Facebook allows up to 30 friends and ‘pages’ to include in ‘favourites’, so that their posts will appear higher in the ranked News Feed. 
And it is expanding the “Why am I seeing this?” explanation option on algorithmic news feed posts to allow users to “learn more about the signals that influence” the inclusion of such posts. 
“You should be able to talk back to the algorithm and consciously adjust or ignore the predictions it makes, to alter your personal algorithm in the cold light of day, through breathing spaces built into the design of the platform,” said Nick Clegg, Facebook’s vice president for global affairs and a former deputy British prime minister. 
“In the long run, people are only going to feel comfortable with these algorithmic systems if they have more visibility into how they work and then have the ability to exercise more informed control over them. Companies like Facebook need to be frank about how the relationship between you and their major algorithms really works. And we need to give you more control over how, and even whether, they work for you.” 
Mr Clegg also defended Facebook’s incentives and commercial motives, denying that the company is agnostic about promoting extremism and sensationalism. 
He disputed the “perception” that Facebook’s algorithm “fuels polarisation, exploits human weaknesses and insecurities, and creates echo chambers where everyone gets their own slice of reality … in a relentless pursuit of profit.” 
He said that “human nature” has a more prominent role than is attributed. 
“Of course, on a platform built around people sharing things they are interested in or moved by, content that provokes strong emotions is invariably going to be shared,” he said. 

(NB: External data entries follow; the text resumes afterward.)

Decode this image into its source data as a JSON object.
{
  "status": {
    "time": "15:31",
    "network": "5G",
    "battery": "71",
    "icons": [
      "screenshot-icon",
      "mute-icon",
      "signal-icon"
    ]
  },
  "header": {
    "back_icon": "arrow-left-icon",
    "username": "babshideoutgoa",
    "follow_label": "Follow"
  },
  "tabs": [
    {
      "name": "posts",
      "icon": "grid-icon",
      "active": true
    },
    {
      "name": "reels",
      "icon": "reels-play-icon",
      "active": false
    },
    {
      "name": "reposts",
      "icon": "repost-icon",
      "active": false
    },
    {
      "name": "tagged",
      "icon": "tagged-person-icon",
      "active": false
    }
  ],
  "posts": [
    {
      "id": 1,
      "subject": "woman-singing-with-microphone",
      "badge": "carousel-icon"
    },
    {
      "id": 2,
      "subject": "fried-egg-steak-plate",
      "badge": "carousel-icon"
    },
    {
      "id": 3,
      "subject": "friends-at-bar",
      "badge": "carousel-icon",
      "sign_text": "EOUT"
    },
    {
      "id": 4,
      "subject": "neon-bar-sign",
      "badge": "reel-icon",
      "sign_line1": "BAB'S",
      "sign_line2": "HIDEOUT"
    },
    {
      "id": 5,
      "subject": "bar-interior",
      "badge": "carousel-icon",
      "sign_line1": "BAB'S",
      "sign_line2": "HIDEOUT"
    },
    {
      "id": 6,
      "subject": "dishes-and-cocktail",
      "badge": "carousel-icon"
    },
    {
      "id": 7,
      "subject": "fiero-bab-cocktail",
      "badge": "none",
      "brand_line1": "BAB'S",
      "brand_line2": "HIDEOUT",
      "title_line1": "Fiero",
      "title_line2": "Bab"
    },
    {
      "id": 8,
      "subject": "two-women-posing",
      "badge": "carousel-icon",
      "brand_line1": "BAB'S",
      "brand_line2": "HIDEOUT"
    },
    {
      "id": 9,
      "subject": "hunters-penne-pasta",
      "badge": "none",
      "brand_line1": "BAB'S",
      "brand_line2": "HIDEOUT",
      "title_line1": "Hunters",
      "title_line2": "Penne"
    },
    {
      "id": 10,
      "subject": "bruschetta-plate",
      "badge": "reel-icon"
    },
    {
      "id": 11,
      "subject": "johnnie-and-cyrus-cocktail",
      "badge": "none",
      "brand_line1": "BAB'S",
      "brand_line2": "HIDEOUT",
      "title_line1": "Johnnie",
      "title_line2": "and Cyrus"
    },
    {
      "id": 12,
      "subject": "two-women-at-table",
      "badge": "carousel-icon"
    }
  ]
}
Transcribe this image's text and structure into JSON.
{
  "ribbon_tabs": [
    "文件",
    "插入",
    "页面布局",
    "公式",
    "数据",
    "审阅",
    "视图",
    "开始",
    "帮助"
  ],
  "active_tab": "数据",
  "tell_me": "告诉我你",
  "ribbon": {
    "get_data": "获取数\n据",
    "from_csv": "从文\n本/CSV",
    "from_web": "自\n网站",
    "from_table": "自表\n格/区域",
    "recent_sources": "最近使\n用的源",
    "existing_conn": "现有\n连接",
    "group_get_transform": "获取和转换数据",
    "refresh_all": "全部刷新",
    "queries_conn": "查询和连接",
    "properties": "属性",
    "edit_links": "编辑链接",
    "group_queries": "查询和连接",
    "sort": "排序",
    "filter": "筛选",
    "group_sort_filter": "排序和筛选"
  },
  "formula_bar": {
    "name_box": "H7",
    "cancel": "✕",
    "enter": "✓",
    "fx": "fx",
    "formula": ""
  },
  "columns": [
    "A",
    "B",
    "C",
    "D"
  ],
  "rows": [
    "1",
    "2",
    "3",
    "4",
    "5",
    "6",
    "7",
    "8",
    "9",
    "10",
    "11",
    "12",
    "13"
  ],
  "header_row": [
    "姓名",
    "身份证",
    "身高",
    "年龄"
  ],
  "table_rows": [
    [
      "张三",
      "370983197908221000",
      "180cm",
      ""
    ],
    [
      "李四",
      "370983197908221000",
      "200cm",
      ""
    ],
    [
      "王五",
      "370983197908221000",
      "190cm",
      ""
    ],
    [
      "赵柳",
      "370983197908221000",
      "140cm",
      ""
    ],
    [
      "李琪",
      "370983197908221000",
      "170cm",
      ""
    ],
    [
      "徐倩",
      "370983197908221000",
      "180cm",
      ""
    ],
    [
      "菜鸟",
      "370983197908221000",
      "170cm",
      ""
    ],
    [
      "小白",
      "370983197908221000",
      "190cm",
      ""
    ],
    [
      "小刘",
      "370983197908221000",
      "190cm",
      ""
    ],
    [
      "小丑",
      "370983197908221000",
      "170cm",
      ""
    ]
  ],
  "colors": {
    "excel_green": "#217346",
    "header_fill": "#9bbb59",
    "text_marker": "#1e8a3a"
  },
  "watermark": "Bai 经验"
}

“At one level, the fact that people respond to sensational content isn’t new. As generations of newspaper sub-editors can attest, emotive language and arresting imagery grab people’s attention and engage them. It’s human nature. But Facebook’s systems are not designed to reward provocative content. In fact, key parts of those systems are designed to do just the opposite.” 
Mr Clegg also took issue with accusations that Facebook has a leading role in the polarisation of society. 
“Even if you agree that Facebook’s incentives do not support the deliberate promotion of extreme content, there is nonetheless a widespread perception that political and social polarisation, especially in the United States, has grown because of the influence of social media,” he said. 
“This has been the subject of swathes of serious academic research in recent years – the results of which are in truth mixed, with many studies suggesting that social media is not the primary driver of polarisation after all, and that evidence of the filter bubble effect is thin at best.”